There are of course other routes to judging. Many chocolate judges have honed their skills over tasting chocolate as food writers, chefs, cacao producers, chocolate educators and the like.
Whatever route you take to being a judge, what can you expect from a day judging? Will you sit being brought platters of tempting things to eat, which you merely have to pass some kind of judgement over, and put in an order of preference? Well, yes to the former, but a word to the wise, if you actually eat all the samples, you might not stay the course.
Seasoned judges take only as much of the sample as needed to judge fully, and of course you can go back for more if needed, or entirely irresistible. Unlike wine, it is essential that you eat and swallow; so many of the flavour notes in chocolate are not released until the full melt, with a flavour journey developing from when the chocolate is first sniffed through to the aftertaste. All of that adds up to its quality, or not, so you mustn’t miss any of it.
Judging does not involve ranking, the Awards has very sophisticated systems that determine the ultimate scores and allocation of medals, based on many judging rounds and criteria. What the judge has to do is assess the chocolate according to those many criteria, filling out a form using an online system as they do so. The criteria vary, depending, for example, on whether a plain origin bar or a filled bonbon are being judged. They might include a breakdown of flavour notes from the cacao, or balance for added flavours or textures. What all criteria are focused on is the success of the chocolatier or chocolate maker in delivering fine flavour.
There aren’t any really, from where I am sitting. With the correct training you know what you are doing. Live judging sessions are always divided into sections, so a controlled number of samples are judged. Not so many that the palate can’t manage them properly.
The Awards uses unseasoned soupy polenta to cleanse the palate, after trials that show that nothing removes any build-up of sugars, fats or tannins quite like it.
There is also always palate calibration.

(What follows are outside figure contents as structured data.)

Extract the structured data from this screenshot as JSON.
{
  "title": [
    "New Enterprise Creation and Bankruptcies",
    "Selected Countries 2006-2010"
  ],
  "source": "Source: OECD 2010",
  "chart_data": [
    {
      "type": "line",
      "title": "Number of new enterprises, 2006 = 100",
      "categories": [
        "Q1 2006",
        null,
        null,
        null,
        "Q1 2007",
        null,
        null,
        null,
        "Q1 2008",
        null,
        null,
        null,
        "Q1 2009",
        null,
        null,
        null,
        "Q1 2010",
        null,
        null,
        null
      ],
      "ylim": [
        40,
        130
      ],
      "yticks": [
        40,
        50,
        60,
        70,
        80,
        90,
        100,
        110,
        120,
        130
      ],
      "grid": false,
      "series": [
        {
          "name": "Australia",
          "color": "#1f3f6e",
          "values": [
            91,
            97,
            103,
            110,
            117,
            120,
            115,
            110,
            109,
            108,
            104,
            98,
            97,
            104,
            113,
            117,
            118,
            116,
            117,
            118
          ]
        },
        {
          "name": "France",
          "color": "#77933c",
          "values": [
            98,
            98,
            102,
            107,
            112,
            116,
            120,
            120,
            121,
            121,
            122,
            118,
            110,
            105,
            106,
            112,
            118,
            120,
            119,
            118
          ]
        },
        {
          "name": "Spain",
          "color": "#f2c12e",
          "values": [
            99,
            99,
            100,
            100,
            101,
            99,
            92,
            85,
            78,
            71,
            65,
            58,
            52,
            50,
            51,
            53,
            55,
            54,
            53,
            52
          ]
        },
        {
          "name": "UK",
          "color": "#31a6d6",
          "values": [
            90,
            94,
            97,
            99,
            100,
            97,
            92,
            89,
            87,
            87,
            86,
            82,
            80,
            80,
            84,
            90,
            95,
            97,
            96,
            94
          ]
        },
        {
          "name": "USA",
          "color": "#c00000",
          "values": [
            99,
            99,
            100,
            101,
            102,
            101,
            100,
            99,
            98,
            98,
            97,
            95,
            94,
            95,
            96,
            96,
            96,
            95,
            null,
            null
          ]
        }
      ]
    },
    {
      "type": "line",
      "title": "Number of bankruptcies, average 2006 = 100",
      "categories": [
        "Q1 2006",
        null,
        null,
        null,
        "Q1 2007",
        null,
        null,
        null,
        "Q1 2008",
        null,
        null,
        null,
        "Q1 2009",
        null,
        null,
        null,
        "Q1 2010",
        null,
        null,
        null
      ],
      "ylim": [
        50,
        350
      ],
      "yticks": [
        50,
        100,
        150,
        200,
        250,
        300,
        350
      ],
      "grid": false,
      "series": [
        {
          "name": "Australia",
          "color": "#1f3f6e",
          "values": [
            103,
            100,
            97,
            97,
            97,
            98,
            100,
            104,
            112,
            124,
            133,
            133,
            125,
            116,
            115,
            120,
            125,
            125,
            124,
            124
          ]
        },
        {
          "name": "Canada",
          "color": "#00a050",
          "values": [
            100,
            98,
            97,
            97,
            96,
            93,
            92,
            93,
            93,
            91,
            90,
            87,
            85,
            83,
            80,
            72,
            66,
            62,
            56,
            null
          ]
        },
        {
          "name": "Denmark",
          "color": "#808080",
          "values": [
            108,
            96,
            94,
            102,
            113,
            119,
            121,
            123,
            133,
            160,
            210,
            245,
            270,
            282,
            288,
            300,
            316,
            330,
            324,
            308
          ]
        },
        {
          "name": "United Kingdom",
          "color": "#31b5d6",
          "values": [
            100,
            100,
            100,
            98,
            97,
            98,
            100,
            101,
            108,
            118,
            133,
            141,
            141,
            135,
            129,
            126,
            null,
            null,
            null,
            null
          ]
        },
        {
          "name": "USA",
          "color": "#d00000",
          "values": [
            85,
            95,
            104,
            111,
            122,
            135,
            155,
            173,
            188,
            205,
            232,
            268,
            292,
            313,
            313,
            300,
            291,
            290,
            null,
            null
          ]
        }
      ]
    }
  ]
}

Which means the regular tasting of one chocolate every ten samples or so. When this palate calibration chocolate is first tasted, detailed notes are made. So that when it is retasted the judge can assess how they experience it at each point through the day, and if their palate is becoming less detailed or effective. If that is the case you stop judging, so you don’t judge when you are not at your full capability.
The responsibilities of judging are paramount. Detailed feedback is given to entrants at all stages of each competition. The judging system itself is designed to assess each product in significant and relevant detail, and never at the whim of a judge’s personal preference. Of course, each sample is judged by many judges and across selection, main and Grand Jury rounds. Inevitably, we all have things we particularly love, or things that we aren’t so keen on.
But when you are assessing by clear set criteria you judge balance, technique, recipe, and it allows you to appreciate things you might not buy yourself and see how they shine in their chosen category. I’ve certainly learned to really like things I hadn’t before, and some things I had never heard of!
The true joy of judging chocolate is discovery. Discovery of a flavour combination, style of truffle, or a cacao origin, that you have never come across before. And possibly even more glorious, the discovery of something you have seen before, a salted caramel, a 70% Madagascar bar, that proves an absolute gem and lifts the genre to a new level. At every competition there are chocolates that sing so sweetly, with such beautifully crafted notes, that you rejoice in the fact that you get to taste it, and to shine a light on such mastery through your work as a judge.